After months of waiting and several phone calls to the appointments office my husband and I entered the outpatient department of the oldest Royal Orthopeadic Hospital in the UK to see, well I’ve nicknamed him Dr G, a musculo-skeletal specialist with a reputation for taking on apparently hopeless cases of chronic pain resulting from spinal degeneration. We followed the hospital assistant through a maze of antiquated corridors dating back to the days of Queen Victoria before being deposited at a small window where I gave my name and was, as traditional demands, asked to “take a seat”, words that can fill me with dread as I try to decide if I should explain the pain of sitting or just stand on my sticker adorned crutches and be mistaken for someone who is really impatient.
I stood on my crutches for as long as I could tolerate the pain flaring up as a result of the car journey (pre-car bed) and long walk through the hospital. As the pain took hold I sank into my “safe position”, which imitates a time trial rider’s aero position, first on my crutches and then on the floor with my shoulders lower than my hips. The nurse at the window was understandably concerned, not only for my welfare but also in case “other people were distressed” by the site of me. She meant well, so I didn’t take any offence as she gently guided me and my husband into a training room with a couch so I could lie down out of site of other sensitive souls.
Finally we were ushered into Dr G’s office. He had my file open on his desk including the Oswestry Disability Questionnaire I had completed that day. Dr G seemed so stern and aloof with no apparent interest in me that my heart sank. I bumbled on about how the condition affected me but he interjected with “I’ve read your medical history”.
Then he asked a very pertinent question:
“what do you hope to gain from coming to see me today?”.
My answer was simple, immediate and from the heart:
“I want a better quality of life”.
“I don’t expect a miracle cure just a better life”.
His attitude started to change. He asked me if I believed the pain still had a bio-mechanical source. Over the years I’ve read a great deal about “chronic lower back pain” (a slightly misleading catch all term) and discussed my condition with my new G.P. I had begun to understand the difference between acute pain and chronic pain. Acute pain indicates injury, e.g. a broken leg or a disc herniation compressing a nerve root. Chronic pain does not indicate injury. There are a number of hypotheses concerning how chronic pain develops, which I won’t cover in detail at this point, but the likeliest causes of my condition are: neuropathic pain caused by nerve damage and/ or over sensitised nerves, both originating from a bio-mechanical cause, e.g. spinal degeneration. Ultimately, chronic pain like mine is a result of a malfunction of the nervous system.
I explained I’d accepted that my pain no longer had a direct bio-mechanical cause, more importantly I did not want to continue having surgery if there was no long term benefit. I had asked my G.P. not to send me to another cutter. At this point I mentioned I was a keen cyclist and I had completed the six week Expert Patient Programme on-line some months earlier. This really cheered him up, he revealed he is a supporter of the E.P.P. and a cyclist. “That means you’re a goal setter” he half asked, half told me.

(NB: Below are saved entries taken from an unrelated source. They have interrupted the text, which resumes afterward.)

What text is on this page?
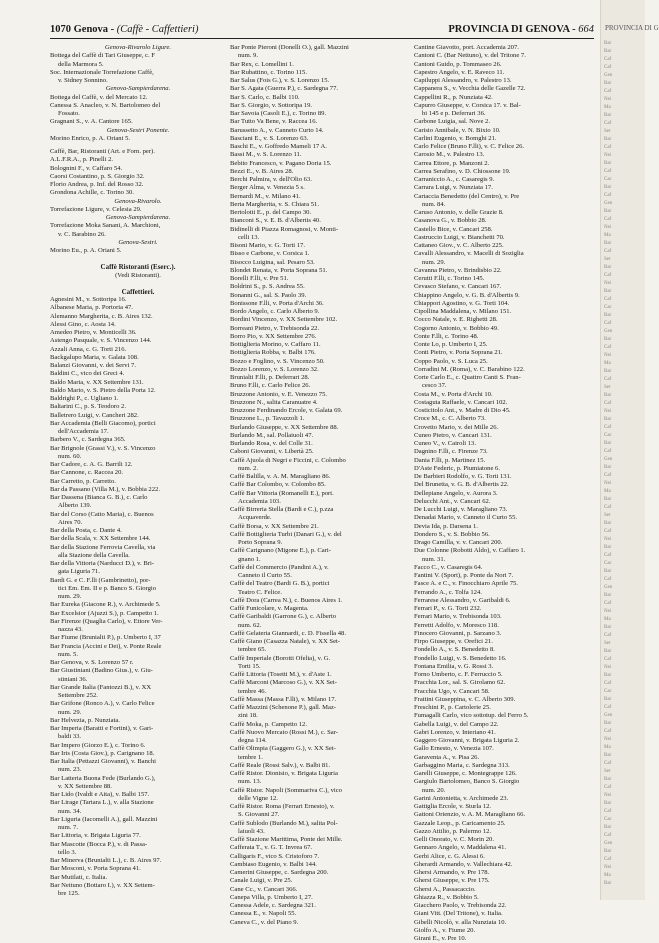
1070 Genova - (Caffè - Caffettieri)	PROVINCIA DI GENOVA - 664
Genova-Rivarolo Ligure.
Bottega del Caffè di Tari Giuseppe, c. F
della Marmora 5.
Soc. Internazionale Torrefazione Caffè,
v. Sidney Sonnino.
Genova-Sampierdarena.
Bottega del Caffè, v. del Mercato 12.
Canessa S. Anacleo, v. N. Bartolomeo del
Fossato.
Gragnani S., v. A. Cantore 165.
Genova-Sestri Ponente.
Morino Enrico, p. A. Oriani 5.
Caffè, Bar, Ristoranti (Art. e Forn. per).
A.L.F.R.A., p. Pinelli 2.
Bolognini F., v. Caffaro 54.
Caorsi Costantino, p. S. Giorgio 32.
Florio Andrea, p. Inf. del Rosso 32.
Grondona Achille, c. Torino 30.
Genova-Rivarolo.
Torrefazione Ligure, v. Celesia 29.
Genova-Sampierdarena.
Torrefazione Moka Sanani, A. Marchioni,
v. C. Barabino 26.
Genova-Sestri.
Morino Eu., p. A. Oriani 5.
Caffè Ristoranti (Eserc.).
(Vedi Ristoranti).
Caffettieri.
Agnesini M., v. Sottoripa 16.
Albanese Maria, p. Portoria 47.
Alemanno Margherita, c. B. Aires 132.
Alessi Gino, c. Aosta 14.
Amedeo Pietro, v. Monticelli 36.
Astengo Pasquale, v. S. Vincenzo 144.
Azzali Anna, c. G. Torti 216.
Backgalupo Maria, v. Galata 108.
Balanzi Giovanni, v. dei Servi 7.
Baldini C., vico dei Greci 4.
Baldo Maria, v. XX Settembre 131.
Baldo Mario, v. S. Pietro della Porta 12.
Baldrighi P., c. Ugliano 1.
Baltarini C., p. S. Teodoro 2.
Balletrero Luigi, v. Cancheri 282.
Bar Accademia (Belli Giacomo), portici
dell'Accademia 17.
Barbero V., c. Sardegna 365.
Bar Brignole (Grassi V.), v. S. Vincenzo
num. 60.
Bar Cadore, c. A. G. Barrili 12.
Bar Cannone, c. Raccea 20.
Bar Carretto, p. Carretto.
Bar da Passano (Villa M.), v. Bobbia 222.
Bar Dassena (Bianca G. B.), c. Carlo
Alberto 139.
Bar del Corso (Catto Maria), c. Buenos
Aires 70.
Bar della Posta, c. Dante 4.
Bar della Scala, v. XX Settembre 144.
Bar della Stazione Ferrovia Cavella, via
alla Stazione della Cavella.
Bar della Vittoria (Narducci D.), v. Bri-
gata Liguria 71.
Bardi G. e C. F.lli (Gambrinetto), por-
tici Em. Em. II e p. Banco S. Giorgio
num. 29.
Bar Eureka (Giacone R.), v. Archimede 5.
Bar Excelsior (Ajuzzi S.), p. Campetto 1.
Bar Firenze (Quaglia Carlo), v. Ettore Ver-
nazza 43.
Bar Fiume (Brunialti P.), p. Umberto I, 37
Bar Francia (Accini e Dei), v. Ponte Reale
num. 5.
Bar Genova, v. S. Lorenzo 57 r.
Bar Giustiniani (Badino Gius.), v. Giu-
stiniani 36.
Bar Grande Italia (Fantozzi B.), v. XX
Settembre 252.
Bar Grifone (Ronco A.), v. Carlo Felice
num. 29.
Bar Helvezia, p. Nunziata.
Bar Imperia (Baratti e Fortini), v. Gari-
baldi 33.
Bar Impero (Giorzo E.), c. Torino 6.
Bar Iris (Costa Giov.), p. Carignano 18.
Bar Italia (Pettazzi Giovanni), v. Banchi
num. 23.
Bar Latteria Buona Fede (Burlando G.),
v. XX Settembre 88.
Bar Lido (Ivaldi e Aita), v. Balbi 157.
Bar Lirage (Tartara L.), v. alla Stazione
num. 34.
Bar Liguria (Iacomelli A.), gall. Mazzini
num. 7.
Bar Littoria, v. Brigata Liguria 77.
Bar Mascotte (Bocca P.), v. di Passa-
tello 3.
Bar Minerva (Brunialti L.), c. B. Aires 97.
Bar Mosconi, v. Porta Soprana 41.
Bar Mutilati, c. Italia.
Bar Nettuno (Bottaro I.), v. XX Settem-
bre 125.
Bar Ponte Pieroni (Donelli O.), gall. Mazzini
num. 9.
Bar Rex, c. Lomellini 1.
Bar Rubattino, c. Torino 115.
Bar Salus (Fois G.), v. S. Lorenzo 15.
Bar S. Agata (Guerra P.), c. Sardegna 77.
Bar S. Carlo, c. Balbi 110.
Bar S. Giorgio, v. Sottoripa 19.
Bar Savoia (Casoli E.), c. Torino 89.
Bar Tutto Va Bene, v. Raccea 16.
Barussetto A., v. Canneto Curto 14.
Basciani E., v. S. Lorenzo 63.
Baschi E., v. Goffredo Mameli 17 A.
Bassi M., v. S. Lorenzo 11.
Bebito Francesco, v. Pagano Doria 15.
Bezzi E., v. B. Aires 28.
Berchi Palmira, v. dell'Olio 63.
Berger Alma, v. Venezia 5 s.
Bernardi M., v. Milano 41.
Berta Margherita, v. S. Chiara 51.
Bertolotti E., p. del Campo 30.
Bianconi S., v. E. B. d'Albertis 40.
Bidinelli di Piazza Romagnosi, v. Monti-
celli 13.
Bisoni Mario, v. G. Torti 17.
Bisso e Carbone, v. Corsica 1.
Bisocco Luigina, sal. Pesaro 53.
Blondet Renata, v. Porta Soprana 51.
Borelli F.lli, v. Pre 51.
Boldrini S., p. S. Andrea 55.
Bonanni G., sal. S. Paolo 39.
Bonissone F.lli, v. Porta d'Archi 36.
Bordo Angelo, c. Carlo Alberto 9.
Bordini Vincenzo, v. XX Settembre 102.
Borreani Pietro, v. Trebisonda 22.
Borro Pio, v. XX Settembre 276.
Bottiglieria Morino, v. Caffaro 11.
Bottiglieria Robba, v. Balbi 176.
Bozzo e Foglino, v. S. Vincenzo 50.
Bozzo Lorenzo, v. S. Lorenzo 32.
Brunialti F.lli, p. Deferrari 28.
Bruno F.lli, c. Carlo Felice 26.
Bruzzone Antonio, v. E. Venezzo 75.
Bruzzone N., salita Caranuatre 4.
Bruzzone Ferdinando Ercole, v. Galata 69.
Bruzzone L., p. Tavazzoli 1.
Burlando Giuseppe, v. XX Settembre 88.
Burlando M., sal. Pollaiuoli 47.
Burlando Rosa, v. del Colle 31.
Caboni Giovanni, v. Libertà 25.
Caffè Ajuola di Negri e Ficcini, c. Colombo
num. 2.
Caffè Balilla, v. A. M. Maragliano 86.
Caffè Bar Colombo, v. Colombo 85.
Caffè Bar Vittoria (Romanelli E.), port.
Accademia 103.
Caffè Birreria Stella (Bardi e C.), p.zza
Acquaverde.
Caffè Borsa, v. XX Settembre 21.
Caffè Bottiglieria Turbi (Danari G.), v. del
Porto Soprana 9.
Caffè Carignano (Migone E.), p. Cari-
gnano 1.
Caffè del Commercio (Pandini A.), v.
Canneto il Curto 55.
Caffè del Teatro (Bardi G. B.), portici
Teatro C. Felice.
Caffè Dora (Carrea N.), c. Buenos Aires 1.
Caffè Funicolare, v. Magenta.
Caffè Garibaldi (Garrone G.), c. Alberto
num. 62.
Caffè Gelateria Giannardi, c. D. Fissella 48.
Caffè Giano (Casazza Natale), v. XX Set-
tembre 65.
Caffè Imperiale (Borotti Ofelia), v. G.
Torti 15.
Caffè Littoria (Tosetti M.), v. d'Aste 1.
Caffè Marconi (Marcoso G.), v. XX Set-
tembre 46.
Caffè Massa (Massa F.lli), v. Milano 17.
Caffè Mazzini (Schenone P.), gall. Maz-
zini 18.
Caffè Moka, p. Campetto 12.
Caffè Nuovo Mercato (Rossi M.), c. Sar-
degna 114.
Caffè Olimpia (Gaggero G.), v. XX Set-
tembre 1.
Caffè Reale (Rossi Salv.), v. Balbi 81.
Caffè Ristor. Dionisio, v. Brigata Liguria
num. 13.
Caffè Ristor. Napoli (Sommariva C.), vico
delle Vigne 12.
Caffè Ristor. Roma (Ferrari Ernesto), v.
S. Giovanni 27.
Caffè Sublodo (Burlando M.), salita Pol-
laiuoli 43.
Caffè Stazione Marittima, Ponte dei Mille.
Cafferata T., v. G. T. Invrea 67.
Calligaris F., vico S. Cristoforo 7.
Cambiaso Eugenio, v. Balbi 144.
Camerini Giuseppe, c. Sardegna 200.
Canale Luigi, v. Pre 25.
Cane Cc., v. Cancari 366.
Canepa Villa, p. Umberto I, 27.
Canessa Adele, c. Sardegna 321.
Canessa E., v. Napoli 55.
Caneva C., v. del Piano 9.
Cantine Giavotto, port. Accademia 207.
Cantoni C. (Bar Nettuno), v. del Tritone 7.
Cantoni Guido, p. Tommaseo 26.
Capestro Angelo, v. E. Raveco 11.
Capiluppi Alessandro, v. Palestro 13.
Cappanera S., v. Vecchia delle Gazelle 72.
Cappellini R., p. Nunziata 42.
Capurro Giuseppe, v. Corsica 17. v. Bal-
bi 145 e p. Deferrari 36.
Carbone Luigia, sal. Nove 2.
Carisio Annibale, v. N. Bixio 10.
Carlini Eugenio, v. Bomghi 21.
Carlo Felice (Bruno F.lli), v. C. Felice 26.
Carosio M., v. Palestro 13.
Carrea Ettore, p. Manzoni 2.
Carrea Serafino, v. D. Chiossone 19.
Carraniccio A., c. Casaregis 9.
Carrara Luigi, v. Nunziata 17.
Cartaccia Benedetto (del Centro), v. Pre
num. 84.
Caruso Antonio, v. delle Grazie 8.
Casanova G., v. Bobbio 28.
Castello Bice, v. Cancari 258.
Castruccio Luigi, v. Bianchetti 70.
Cattaneo Giov., v. C. Alberto 225.
Cavalli Alessandro, v. Macelli di Soziglia
num. 29.
Cavanna Pietro, v. Brindisbio 22.
Cerutti F.lli, c. Torino 145.
Cevasco Stefano, v. Cancari 167.
Chiappino Angelo, v. G. B. d'Albertis 9.
Chiappori Agostino, v. G. Torti 104.
Cipollina Maddalena, v. Milano 151.
Cocco Natale, v. E. Righetti 28.
Cogorno Antonio, v. Bobbio 49.
Conte F.lli, c. Torino 48.
Conte Lo, p. Umberto I, 25.
Conti Pietro, v. Porta Soprana 21.
Coppo Paolo, v. S. Luca 25.
Corradini M. (Roma), v. C. Barabino 122.
Corte Carlo E., c. Quattro Canti S. Fran-
cesco 37.
Costa M., v. Porta d'Archi 10.
Costaguta Raffaele, v. Cancari 102.
Costicitolo Ant., v. Madre di Dio 45.
Croce M., c. C. Alberto 73.
Crovetto Mario, v. dei Mille 26.
Cuneo Pietro, v. Cancari 131.
Cuneo V., v. Cairoli 13.
Dagnino F.lli, c. Firenze 73.
Dania F.lli, p. Martinez 15.
D'Aste Federic, p. Piumiatone 6.
De Barbieri Rodolfo, v. G. Torti 131.
Del Brunetta, v. G. B. d'Albertis 22.
Dellepiane Angelo, v. Aurora 3.
Delucchi Ant., v. Cancari 62.
De Lucchi Luigi, v. Maragliano 73.
Denadai Mario, v. Canneto il Curto 55.
Devia Ida, p. Darsena 1.
Dondero S., v. S. Bobbio 56.
Drago Camilla, v. v. Cancari 200.
Due Colonne (Robotti Aldo), v. Caffaro 1.
num. 31.
Facco C., v. Casaregis 64.
Fantini V. (Sport), p. Ponte da Nori 7.
Fasce A. e C., v. Finocchiaro Aprile 75.
Ferrando A., c. Tolfa 124.
Ferrarese Alessandro, v. Garibaldi 6.
Ferrari P., v. G. Torti 232.
Ferrari Mario, v. Trebisonda 103.
Ferretti Adolfo, v. Moresco 118.
Finocero Giovanni, p. Sarzano 3.
Firpo Giuseppe, v. Orefici 21.
Fondello A., v. S. Benedetto 8.
Fondello Luigi, v. S. Benedetto 16.
Fontana Emilia, v. G. Rossi 3.
Forno Umberto, c. F. Ferruccio 5.
Fracchia Lor., sal. S. Girolamo 62.
Fracchia Ugo, v. Cancari 58.
Frattini Giuseppina, v. C. Alberto 309.
Freschini P., p. Cartolerie 25.
Fumagalli Carlo, vico sottotup. del Ferro 5.
Gabella Luigi, v. del Campo 22.
Gabri Lorenzo, v. Interiano 41.
Gaggero Giovanni, v. Brigata Liguria 2.
Gallo Ernesto, v. Venezia 107.
Garaventa A., v. Pisa 26.
Garbaggino Maria, c. Sardegna 313.
Garelli Giuseppe, c. Montegrappe 126.
Gargiulo Bartolomeo, Banco S. Giorgio
num. 20.
Garini Antonietta, v. Archimede 23.
Gattiglia Ercole, v. Sturla 12.
Gattoni Orienzio, v. A. M. Maragliano 66.
Gazzale Leop., p. Caricamento 25.
Gazzo Attilio, p. Palermo 12.
Gelli Onorato, v. C. Morin 20.
Gennaro Angelo, v. Maddalena 41.
Gerbi Alice, c. G. Alessi 6.
Gherardi Armando, v. Vallechiara 42.
Ghersi Armando, v. Pre 178.
Ghersi Giuseppe, v. Pre 175.
Ghersi A., Passacaccio.
Ghiazza R., v. Bobbio 5.
Giacchero Paolo, v. Trebisonda 22.
Giani Vitt. (Del Tritone), v. Italia.
Gibelli Nicolò, v. alla Nunziata 10.
Giolfo A., v. Fiume 20.
Girani E., v. Pre 10.
PROVINCIA DI G
Bar
Bar
Caf
Caf
Gen
Bar
Caf
Nei
Ma
Bar
Caf
Ser
Bar
Caf
Nei
Bar
Caf
Cac
Bar
Caf
Gen
Bar
Caf
Nei
Ma
Bar
Caf
Ser
Bar
Caf
Nei
Bar
Caf
Cac
Bar
Caf
Gen
Bar
Caf
Nei
Ma
Bar
Caf
Ser
Bar
Caf
Nei
Bar
Caf
Cac
Bar
Caf
Gen
Bar
Caf
Nei
Ma
Bar
Caf
Ser
Bar
Caf
Nei
Bar
Caf
Cac
Bar
Caf
Gen
Bar
Caf
Nei
Ma
Bar
Caf
Ser
Bar
Caf
Nei
Bar
Caf
Cac
Bar
Caf
Gen
Bar
Caf
Nei
Ma
Bar
Caf
Ser
Bar
Caf
Nei
Bar
Caf
Cac
Bar
Caf
Gen
Bar
Caf
Nei
Ma
Bar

We discussed the futility of the traditional clinical approach to chronic back and leg pain, meaning more surgery, more drugs etc. I agreed with Dr G, saying not only had I read up on the subject of pain and the declining success rate of repeated surgical interventions but I’d also spoken to someone in that situation on the E.P.P. She had undergone microdiscectomy with hemi-laminectomy, tried epidurals (more effective for acute pain than chronic pain and there is a risk of infection) before opting for spinal fusion in a last desperate attempt to control the pain. Sadly she was having a terrible time recovering from the fusion and was in more pain than ever.
Dr G. admired my persistence with cycling and my determination to maintain as much fitness as I possibly could despite my physical and mental suffering, he felt it was something he could work with. My cycling was vindicated, some people close to me had questioned my actions, even suggesting I was making myself worse by riding my bike, but I knew it was not true.
He began to wrap up the consultation with: “You’re pain is real. You’re clearly disabled by pain”.
To hear a medical professional acknowledge my suffering in this succint way generated within me a kind of agonised relief, like removing a railing spike from an impaled arm or leg, you know it’s going to be the worst moment of your life, but you want rid of it. I was in a strange place emotionally for the rest of the day. Happy, drained, separated from myself, tearful, anxious, unburdened. Dr G. then explained he was recommending a course of therapy with the specially trained physiotherapist who worked with him.
The physiotherapy would not cure me of my pain, but it would hopefully help me to regain some control. I seized on this because despite my best efforts to focus on life the pain can become all consuming, adversely affecting my concentration, short term memory, motivation and mood. My first appointment with the physiotherapist would be over a month later, a few days after our return from France.